L’action se situe dans un environnement militaire moderne – peut-être totalitaire –, où le machisme toxique est la règle. Carmen y devient une sorte de leader d’un mouvement féministe révolutionnaire. Ainsi, dans ses grands numéros publics, la bohémienne, telle qu’incarnée par Rihab Chaieb, affiche sa séduction, tout en levant le poing pour protester contre la répression masculine. Jusqu’ici, c’est politiquement correct.
D’une saisissante beauté méditerranéenne, la mezzo tuniso-canadienne est habillée de manière acidulée par Evie Gurney, pour exposer son ventre, alors qu’elle tourne sur la « Chanson bohème », avec ses scintillantes acolytes, Elisabeth Boudreault et Kezia Bienek. Sa voix couleur prune n’est pas énorme, mais elle se projette bien dans la petite salle, grâce à la netteté de son français – pas tout à fait idiomatique, certes, mais il est clair qu’elle comprend ce qu’elle chante.

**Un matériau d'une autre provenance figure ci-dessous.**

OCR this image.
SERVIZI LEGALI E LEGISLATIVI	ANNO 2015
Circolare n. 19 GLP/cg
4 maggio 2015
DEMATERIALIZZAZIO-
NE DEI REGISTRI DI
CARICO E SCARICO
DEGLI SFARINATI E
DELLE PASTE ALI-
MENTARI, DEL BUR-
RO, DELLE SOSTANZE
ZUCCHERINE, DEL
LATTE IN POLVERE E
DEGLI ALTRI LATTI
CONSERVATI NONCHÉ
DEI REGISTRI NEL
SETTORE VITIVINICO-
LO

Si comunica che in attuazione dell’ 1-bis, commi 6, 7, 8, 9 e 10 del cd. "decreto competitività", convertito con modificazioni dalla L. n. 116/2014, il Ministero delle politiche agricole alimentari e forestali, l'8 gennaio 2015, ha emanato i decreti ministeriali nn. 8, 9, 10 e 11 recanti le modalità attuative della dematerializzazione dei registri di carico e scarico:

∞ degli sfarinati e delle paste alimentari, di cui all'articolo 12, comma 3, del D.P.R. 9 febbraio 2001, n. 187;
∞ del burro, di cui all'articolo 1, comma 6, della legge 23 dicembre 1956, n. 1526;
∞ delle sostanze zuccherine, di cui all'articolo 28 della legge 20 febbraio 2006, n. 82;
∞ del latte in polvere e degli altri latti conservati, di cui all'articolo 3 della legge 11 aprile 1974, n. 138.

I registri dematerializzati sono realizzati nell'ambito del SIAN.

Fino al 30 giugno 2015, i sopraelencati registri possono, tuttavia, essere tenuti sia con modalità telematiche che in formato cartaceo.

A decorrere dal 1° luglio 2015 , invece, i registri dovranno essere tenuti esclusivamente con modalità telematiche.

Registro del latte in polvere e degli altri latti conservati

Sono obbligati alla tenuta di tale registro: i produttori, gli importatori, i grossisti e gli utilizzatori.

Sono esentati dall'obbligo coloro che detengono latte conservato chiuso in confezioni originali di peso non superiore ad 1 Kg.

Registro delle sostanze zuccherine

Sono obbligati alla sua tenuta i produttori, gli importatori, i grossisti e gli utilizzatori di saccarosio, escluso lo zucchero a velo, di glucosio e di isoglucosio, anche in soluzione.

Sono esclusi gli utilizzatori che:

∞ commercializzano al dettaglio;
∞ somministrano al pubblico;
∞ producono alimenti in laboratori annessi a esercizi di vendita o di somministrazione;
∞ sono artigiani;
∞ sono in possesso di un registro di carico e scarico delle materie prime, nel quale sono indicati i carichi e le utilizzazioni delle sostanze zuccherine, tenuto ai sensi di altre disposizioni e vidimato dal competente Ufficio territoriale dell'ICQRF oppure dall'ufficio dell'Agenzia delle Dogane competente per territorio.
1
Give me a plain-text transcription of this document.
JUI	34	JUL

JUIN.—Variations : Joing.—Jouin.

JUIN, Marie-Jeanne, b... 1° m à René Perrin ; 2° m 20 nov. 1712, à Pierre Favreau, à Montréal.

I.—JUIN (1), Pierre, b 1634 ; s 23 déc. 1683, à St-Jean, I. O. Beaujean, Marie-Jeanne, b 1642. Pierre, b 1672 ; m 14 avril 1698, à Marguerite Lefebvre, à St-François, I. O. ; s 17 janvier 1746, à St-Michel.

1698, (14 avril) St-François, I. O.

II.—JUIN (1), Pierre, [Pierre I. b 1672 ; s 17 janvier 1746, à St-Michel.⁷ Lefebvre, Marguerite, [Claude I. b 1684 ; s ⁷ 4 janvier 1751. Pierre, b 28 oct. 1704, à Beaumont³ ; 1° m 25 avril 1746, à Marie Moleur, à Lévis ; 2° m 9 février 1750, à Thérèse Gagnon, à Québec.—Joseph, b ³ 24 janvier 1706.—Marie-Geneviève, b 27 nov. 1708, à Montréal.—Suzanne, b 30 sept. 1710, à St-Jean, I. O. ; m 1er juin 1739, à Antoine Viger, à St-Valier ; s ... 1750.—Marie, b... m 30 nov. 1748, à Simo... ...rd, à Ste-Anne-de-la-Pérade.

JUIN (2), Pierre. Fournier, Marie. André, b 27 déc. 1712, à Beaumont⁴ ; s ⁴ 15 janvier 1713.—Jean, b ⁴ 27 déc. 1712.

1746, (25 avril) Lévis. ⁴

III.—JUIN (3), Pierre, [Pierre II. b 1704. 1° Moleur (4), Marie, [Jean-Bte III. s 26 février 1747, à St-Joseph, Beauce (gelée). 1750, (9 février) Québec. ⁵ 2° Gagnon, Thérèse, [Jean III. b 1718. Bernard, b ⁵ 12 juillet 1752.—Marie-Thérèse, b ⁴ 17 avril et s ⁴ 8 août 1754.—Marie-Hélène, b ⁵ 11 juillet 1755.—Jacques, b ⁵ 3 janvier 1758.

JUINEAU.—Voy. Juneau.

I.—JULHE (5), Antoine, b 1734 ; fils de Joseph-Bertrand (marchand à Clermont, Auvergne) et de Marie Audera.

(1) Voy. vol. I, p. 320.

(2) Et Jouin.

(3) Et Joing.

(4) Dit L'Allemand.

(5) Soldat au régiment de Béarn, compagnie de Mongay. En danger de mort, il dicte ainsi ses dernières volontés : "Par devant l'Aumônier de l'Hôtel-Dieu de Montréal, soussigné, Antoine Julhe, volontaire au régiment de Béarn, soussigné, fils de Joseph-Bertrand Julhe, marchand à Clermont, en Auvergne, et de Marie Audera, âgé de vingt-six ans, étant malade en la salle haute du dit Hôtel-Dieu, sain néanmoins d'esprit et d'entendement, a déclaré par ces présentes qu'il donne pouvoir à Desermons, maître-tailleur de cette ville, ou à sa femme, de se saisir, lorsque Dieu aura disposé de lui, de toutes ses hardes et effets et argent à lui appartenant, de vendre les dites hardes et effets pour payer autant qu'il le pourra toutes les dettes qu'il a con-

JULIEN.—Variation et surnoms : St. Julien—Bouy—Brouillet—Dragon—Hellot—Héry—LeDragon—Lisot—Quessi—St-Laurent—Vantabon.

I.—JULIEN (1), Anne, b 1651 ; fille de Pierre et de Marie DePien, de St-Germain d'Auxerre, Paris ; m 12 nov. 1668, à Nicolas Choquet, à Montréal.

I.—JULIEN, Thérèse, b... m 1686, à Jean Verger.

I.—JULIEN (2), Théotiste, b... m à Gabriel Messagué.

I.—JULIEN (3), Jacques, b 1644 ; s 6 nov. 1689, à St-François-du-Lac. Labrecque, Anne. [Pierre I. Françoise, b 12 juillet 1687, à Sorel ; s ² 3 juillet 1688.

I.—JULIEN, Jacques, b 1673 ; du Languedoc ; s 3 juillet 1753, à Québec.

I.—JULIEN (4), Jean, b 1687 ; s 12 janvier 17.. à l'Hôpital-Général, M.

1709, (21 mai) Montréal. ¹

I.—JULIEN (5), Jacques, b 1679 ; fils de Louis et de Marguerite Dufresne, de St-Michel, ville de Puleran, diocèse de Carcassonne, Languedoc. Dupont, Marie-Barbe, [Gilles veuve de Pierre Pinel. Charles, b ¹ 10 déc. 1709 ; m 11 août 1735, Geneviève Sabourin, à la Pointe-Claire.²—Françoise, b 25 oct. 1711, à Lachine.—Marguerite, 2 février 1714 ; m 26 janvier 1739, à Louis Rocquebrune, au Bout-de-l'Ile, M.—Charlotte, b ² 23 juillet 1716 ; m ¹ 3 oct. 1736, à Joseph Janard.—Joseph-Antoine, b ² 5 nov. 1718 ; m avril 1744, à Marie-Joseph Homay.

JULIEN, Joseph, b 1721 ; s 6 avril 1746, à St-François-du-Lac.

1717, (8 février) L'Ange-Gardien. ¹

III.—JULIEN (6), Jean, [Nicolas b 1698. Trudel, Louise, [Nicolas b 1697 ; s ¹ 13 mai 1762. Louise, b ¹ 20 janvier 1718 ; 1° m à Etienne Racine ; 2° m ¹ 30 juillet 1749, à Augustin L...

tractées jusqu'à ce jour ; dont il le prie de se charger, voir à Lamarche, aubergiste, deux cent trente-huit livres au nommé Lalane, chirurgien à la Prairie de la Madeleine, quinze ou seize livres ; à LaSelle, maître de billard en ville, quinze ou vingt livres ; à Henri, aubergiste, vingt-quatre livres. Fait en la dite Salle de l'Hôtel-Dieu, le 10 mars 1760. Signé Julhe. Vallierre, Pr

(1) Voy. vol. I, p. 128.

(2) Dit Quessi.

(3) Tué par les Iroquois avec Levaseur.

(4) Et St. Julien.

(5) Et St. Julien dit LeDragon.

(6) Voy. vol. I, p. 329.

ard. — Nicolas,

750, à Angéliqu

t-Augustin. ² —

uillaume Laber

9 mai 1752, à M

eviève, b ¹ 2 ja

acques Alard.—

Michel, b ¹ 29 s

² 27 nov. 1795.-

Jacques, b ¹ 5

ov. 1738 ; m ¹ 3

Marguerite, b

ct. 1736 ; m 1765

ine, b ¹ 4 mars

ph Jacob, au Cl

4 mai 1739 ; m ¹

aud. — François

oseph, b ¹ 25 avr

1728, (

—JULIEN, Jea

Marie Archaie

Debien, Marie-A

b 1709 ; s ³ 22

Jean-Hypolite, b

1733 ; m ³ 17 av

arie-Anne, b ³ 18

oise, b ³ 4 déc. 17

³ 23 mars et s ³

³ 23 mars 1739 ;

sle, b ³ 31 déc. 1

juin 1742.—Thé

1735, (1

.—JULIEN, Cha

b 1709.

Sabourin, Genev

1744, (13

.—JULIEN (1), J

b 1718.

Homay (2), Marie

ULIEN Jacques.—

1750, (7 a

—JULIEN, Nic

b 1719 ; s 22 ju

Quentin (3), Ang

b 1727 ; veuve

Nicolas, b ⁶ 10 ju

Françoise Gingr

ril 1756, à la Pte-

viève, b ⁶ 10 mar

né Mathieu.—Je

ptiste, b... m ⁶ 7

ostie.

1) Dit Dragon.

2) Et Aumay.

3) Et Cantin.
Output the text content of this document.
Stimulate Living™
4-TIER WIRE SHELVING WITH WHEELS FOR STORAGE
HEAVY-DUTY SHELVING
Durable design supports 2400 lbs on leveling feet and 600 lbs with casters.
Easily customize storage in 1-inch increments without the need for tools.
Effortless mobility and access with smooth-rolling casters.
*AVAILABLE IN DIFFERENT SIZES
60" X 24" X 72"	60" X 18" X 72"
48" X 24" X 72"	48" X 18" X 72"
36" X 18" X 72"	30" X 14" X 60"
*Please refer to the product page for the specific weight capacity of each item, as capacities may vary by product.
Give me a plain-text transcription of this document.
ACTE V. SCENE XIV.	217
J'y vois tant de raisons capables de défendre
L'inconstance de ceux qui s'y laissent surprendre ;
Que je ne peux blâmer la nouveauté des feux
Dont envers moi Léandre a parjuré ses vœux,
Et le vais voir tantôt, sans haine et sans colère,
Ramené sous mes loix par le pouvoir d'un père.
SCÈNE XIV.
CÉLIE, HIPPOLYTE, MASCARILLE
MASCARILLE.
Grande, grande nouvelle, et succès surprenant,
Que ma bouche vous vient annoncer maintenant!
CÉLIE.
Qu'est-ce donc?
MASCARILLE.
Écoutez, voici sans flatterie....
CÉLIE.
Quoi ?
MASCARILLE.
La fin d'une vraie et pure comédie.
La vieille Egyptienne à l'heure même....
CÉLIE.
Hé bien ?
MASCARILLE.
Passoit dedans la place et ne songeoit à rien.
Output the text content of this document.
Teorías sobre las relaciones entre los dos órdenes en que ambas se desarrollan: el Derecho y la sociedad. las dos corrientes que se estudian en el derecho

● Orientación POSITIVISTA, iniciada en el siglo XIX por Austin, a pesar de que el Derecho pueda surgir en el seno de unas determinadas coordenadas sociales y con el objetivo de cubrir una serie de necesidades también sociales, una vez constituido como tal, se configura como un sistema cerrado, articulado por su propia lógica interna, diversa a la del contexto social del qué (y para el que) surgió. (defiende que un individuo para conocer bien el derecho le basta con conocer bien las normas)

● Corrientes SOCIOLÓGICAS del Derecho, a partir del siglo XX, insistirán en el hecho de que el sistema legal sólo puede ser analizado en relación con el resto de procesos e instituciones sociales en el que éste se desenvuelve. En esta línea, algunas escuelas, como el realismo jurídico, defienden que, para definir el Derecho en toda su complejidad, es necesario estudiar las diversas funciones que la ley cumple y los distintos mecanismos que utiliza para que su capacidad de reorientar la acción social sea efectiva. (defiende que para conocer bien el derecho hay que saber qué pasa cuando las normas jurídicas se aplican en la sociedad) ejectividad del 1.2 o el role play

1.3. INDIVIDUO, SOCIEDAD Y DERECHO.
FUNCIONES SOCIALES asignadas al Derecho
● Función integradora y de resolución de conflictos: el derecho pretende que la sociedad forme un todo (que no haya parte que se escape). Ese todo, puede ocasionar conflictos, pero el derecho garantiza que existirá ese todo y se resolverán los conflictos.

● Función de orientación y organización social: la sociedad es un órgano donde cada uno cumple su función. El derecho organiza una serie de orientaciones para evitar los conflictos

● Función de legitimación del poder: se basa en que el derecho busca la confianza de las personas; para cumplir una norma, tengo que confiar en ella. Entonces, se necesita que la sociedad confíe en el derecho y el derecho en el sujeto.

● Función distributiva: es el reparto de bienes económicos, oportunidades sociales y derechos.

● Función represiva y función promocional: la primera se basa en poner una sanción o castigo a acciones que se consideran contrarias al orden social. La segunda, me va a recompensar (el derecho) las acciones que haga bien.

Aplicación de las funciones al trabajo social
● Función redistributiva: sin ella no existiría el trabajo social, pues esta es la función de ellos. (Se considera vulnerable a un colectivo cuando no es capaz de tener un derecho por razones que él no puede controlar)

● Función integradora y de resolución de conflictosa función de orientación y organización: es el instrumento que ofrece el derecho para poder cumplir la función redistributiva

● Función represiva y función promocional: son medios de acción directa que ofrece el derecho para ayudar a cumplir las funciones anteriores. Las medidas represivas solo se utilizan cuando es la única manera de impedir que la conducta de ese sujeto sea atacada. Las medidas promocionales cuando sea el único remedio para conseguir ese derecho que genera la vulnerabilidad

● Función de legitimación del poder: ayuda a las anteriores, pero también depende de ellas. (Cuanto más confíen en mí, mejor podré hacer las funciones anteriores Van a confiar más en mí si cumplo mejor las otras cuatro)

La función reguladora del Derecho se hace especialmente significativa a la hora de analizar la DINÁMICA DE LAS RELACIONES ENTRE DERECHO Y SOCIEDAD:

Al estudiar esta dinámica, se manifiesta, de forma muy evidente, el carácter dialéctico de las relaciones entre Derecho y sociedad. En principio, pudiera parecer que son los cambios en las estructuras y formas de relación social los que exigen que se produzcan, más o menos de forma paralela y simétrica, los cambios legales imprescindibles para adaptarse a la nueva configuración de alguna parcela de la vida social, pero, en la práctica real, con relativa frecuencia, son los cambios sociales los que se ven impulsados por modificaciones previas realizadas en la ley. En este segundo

Ses principaux partenaires sont considérablement moins efficaces, et il faut s’émerveiller qu’un festival international comme Glyndebourne, à un jet de pierre de la France, se tourne vers l’Europe de l’Est, pour distribuer les rôles de Don José, de Micaëla et d’Escamillo – c’était, certes, déjà le cas au Covent Garden, en avril…
Pour un opéra avec des dialogues en français, ce choix est d’autant plus déroutant. Inévitablement, malgré les tempi animés de Robin Ticciati, l’élan faiblit dans les passages parlés, surtout lorsqu’ils n’impliquent pas les francophones de la distribution, Loïc Félix et François Piolino.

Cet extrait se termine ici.